Question 12.24: A vapour compression heat pump is driven by a power cycle ha...
A vapour compression heat pump is driven by a power cycle having a thermal efficiency of 25%. For the heat pump, refrigerant-12 is compressed from saturated vapour at 2.0 bar to the condenser pressure of 12 bar. The isentropic efficiency of the compressor is 80%. Saturated liquid enters the expansion valve at 12 bar. For the power cycle 80% of the heat rejected by it is transferred to the heated space which has a total heating requirement of 500 kJ/min. Determine the power input to the heat pump compressor. The following data for refrigerant-12 may be used :
| Pressure, bar | Temperature, °C |
Enthalpy, kJ/kg | Entropy, kJ/kg K | ||
| Liquid | Vapour | Liquid | Vapour | ||
| 2.0 12.0 |
– 12.53 49.31 |
24.57 84.21 |
182.07 206.24 |
0.0992 0.3015 |
0.7035 0.6799 |
Vapour specific heat at constant pressure = 0.7 kJ/kg K. (Anna University)
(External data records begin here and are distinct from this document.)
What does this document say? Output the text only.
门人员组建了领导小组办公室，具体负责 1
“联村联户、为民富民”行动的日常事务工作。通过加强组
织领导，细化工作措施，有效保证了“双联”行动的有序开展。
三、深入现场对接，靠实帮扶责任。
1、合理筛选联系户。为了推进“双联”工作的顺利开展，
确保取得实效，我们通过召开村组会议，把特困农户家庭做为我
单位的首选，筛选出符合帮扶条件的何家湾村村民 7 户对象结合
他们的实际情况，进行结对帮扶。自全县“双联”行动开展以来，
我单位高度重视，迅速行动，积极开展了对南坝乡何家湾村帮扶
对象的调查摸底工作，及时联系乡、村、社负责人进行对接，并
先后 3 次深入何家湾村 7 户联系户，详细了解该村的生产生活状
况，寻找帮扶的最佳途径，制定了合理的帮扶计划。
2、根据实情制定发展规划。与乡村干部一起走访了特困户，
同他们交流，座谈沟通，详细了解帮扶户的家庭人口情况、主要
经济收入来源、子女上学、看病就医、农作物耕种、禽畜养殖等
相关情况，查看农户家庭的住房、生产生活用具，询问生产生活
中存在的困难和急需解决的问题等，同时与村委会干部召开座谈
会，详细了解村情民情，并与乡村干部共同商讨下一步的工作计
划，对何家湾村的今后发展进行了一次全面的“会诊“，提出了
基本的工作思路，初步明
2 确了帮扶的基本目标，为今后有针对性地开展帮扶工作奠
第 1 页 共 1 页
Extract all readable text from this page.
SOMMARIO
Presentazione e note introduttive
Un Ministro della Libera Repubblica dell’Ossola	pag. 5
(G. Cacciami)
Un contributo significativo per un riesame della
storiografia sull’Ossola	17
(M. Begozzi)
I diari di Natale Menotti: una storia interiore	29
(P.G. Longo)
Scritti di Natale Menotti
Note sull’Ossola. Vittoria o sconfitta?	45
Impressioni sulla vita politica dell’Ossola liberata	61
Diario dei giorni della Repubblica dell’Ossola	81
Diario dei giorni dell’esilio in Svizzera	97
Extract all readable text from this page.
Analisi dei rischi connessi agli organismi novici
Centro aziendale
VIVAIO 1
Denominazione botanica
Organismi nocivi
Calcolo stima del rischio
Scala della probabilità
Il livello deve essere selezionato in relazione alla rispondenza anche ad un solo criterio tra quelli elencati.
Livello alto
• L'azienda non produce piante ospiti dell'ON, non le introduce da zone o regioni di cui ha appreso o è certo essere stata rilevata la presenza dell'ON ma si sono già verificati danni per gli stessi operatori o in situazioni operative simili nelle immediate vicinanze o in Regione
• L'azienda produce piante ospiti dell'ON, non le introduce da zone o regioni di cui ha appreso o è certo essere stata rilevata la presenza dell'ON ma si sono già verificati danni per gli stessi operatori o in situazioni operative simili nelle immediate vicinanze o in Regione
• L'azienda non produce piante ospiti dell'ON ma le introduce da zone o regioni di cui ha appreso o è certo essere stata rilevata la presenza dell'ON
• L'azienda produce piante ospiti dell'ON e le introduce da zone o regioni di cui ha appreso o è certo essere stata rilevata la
Heat rejected by the cycle = \frac{500}{0.8} = 625 kJ/min.
Assuming isentropic compression of refrigerant, we have
Entropy of dry saturated vapour at 2 bar
= Entropy of superheated vapour at 12 bar
0.7035 = 0.6799 + c_{p} \ln \frac{ T}{(49.31 + 273)} = 0.6799 + 0.7 × \ln (\frac{ T}{322.31})
or \ln (\frac{ T}{322.31}) = \frac{0.7035 – 0.6799 }{0.7} = 0.03371
or T = 322.31 (e)^{0.03371} = 333.4 K
∴ Enthalpy of superheated vapour at 12 bar
= 206.24 + 0.7(333.4 – 322.31) = 214 kJ/kg
Heat rejected per cycle = 214 – 84.21 = 129.88 kJ/kg
Mass flow rate of refrigerant = \frac{625}{129.88} = 4.812 kg/min
Work done on compressor = 4.812 (214 – 182.07)
= 153.65 kJ/min = 2.56 kW
Actual work of compresson = \frac{2.56}{η_{compressor}} = \frac{2.56}{0.8} = 3.2 kW
Hence power input to the heat pump compressor = 3.2 kW.